Mitochondria are double-membrane-bound organelles that are present in all nucleated eukaryotic cells and are responsible for the production of cellular energy in the form of ATP. Mitochondrial function is under dual genetic control-the 16.6-kb mitochondrial genome, with only 37 genes, and the nuclear genome, which encodes the remaining similar to 1300 proteins of the mitoproteome. Mitochondrial dysfunction can arise because of defects in either mitochondrial DNA or nuclear mitochondrial genes, and can present in childhood or adulthood in association with vast clinical heterogeneity, with symptoms affecting a single organ or tissue, or multisystem involvement. There is no cure for mitochondrial disease for the vast majority of mitochondrial disease patients, and a genetic diagnosis is therefore crucial for genetic counselling and recurrence risk calculation, and can impact on the clinical management of affected patients.

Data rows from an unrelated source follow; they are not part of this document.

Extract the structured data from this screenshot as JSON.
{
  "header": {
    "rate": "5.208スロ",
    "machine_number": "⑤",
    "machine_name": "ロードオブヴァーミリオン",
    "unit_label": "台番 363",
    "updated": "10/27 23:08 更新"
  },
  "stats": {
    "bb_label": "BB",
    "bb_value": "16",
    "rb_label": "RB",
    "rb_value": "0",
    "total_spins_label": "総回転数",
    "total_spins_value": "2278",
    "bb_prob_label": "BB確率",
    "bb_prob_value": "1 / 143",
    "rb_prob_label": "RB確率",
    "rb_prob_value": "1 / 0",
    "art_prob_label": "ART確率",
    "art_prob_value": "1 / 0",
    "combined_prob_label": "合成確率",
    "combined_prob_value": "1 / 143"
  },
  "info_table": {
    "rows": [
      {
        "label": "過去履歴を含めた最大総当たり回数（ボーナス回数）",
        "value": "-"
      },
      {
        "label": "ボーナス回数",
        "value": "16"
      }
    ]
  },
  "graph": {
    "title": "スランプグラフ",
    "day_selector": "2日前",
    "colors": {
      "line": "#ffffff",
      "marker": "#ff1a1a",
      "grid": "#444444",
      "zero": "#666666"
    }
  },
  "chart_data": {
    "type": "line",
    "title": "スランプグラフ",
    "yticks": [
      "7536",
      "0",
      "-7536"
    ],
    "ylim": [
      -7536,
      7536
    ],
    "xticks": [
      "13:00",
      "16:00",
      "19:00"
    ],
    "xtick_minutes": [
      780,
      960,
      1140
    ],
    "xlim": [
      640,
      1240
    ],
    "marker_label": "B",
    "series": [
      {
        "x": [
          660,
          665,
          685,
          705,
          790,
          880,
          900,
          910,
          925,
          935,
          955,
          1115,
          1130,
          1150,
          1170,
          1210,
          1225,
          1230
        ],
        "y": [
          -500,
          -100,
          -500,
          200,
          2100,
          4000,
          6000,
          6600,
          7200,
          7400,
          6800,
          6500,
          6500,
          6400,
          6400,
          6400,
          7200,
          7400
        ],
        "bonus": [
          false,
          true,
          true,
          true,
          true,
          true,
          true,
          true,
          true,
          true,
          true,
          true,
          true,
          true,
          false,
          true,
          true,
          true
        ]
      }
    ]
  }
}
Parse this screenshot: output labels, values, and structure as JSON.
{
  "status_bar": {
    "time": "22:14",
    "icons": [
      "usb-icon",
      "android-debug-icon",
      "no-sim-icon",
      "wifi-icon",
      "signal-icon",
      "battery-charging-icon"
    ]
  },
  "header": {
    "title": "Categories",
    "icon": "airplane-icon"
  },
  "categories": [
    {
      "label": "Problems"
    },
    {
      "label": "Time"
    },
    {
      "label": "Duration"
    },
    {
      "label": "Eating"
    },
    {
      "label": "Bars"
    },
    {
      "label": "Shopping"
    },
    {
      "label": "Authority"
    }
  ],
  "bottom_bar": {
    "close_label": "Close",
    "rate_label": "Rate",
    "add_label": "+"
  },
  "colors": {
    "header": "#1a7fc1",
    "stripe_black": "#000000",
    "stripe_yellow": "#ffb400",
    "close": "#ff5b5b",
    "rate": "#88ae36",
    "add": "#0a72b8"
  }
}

Next-generation sequencing strategies are proving pivotal in the discovery of new disease genes and the diagnosis of clinically affected patients; mutations in > 250 genes have now been shown to cause mitochondrial disease, and the biochemical, histochemical, immunocytochemical and neuropathological characterization of these patients has led to improved diagnostic testing strategies and novel diagnostic techniques. This review focuses on the current genetic landscape associated with mitochondrial disease, before focusing on advances in studying associated mitochondrial pathology in two, clinically relevant organs-skeletal muscle and brain. (C) 2016 The Authors. The Journal of Pathology published by John Wiley & Sons Ltd on behalf of Pathological Society of Great Britain and Ireland.


Publication metadata

Author(s): Alston CL, Rocha MC, Lax NZ, Turnbull DM, Taylor RW

Publication type: Article

Publication status: Published

Journal: Journal of Pathology

Year: 2017

Volume: 241

Issue: 2

Pages: 236-250

Print publication date: 01/01/2017

Online publication date: 23/09/2016

Acceptance date: 16/09/2016

Date deposited: 09/03/2017

ISSN (print): 0022-3417

ISSN (electronic): 1096-9896

Publisher: Wiley-Blackwell Publishing, Inc.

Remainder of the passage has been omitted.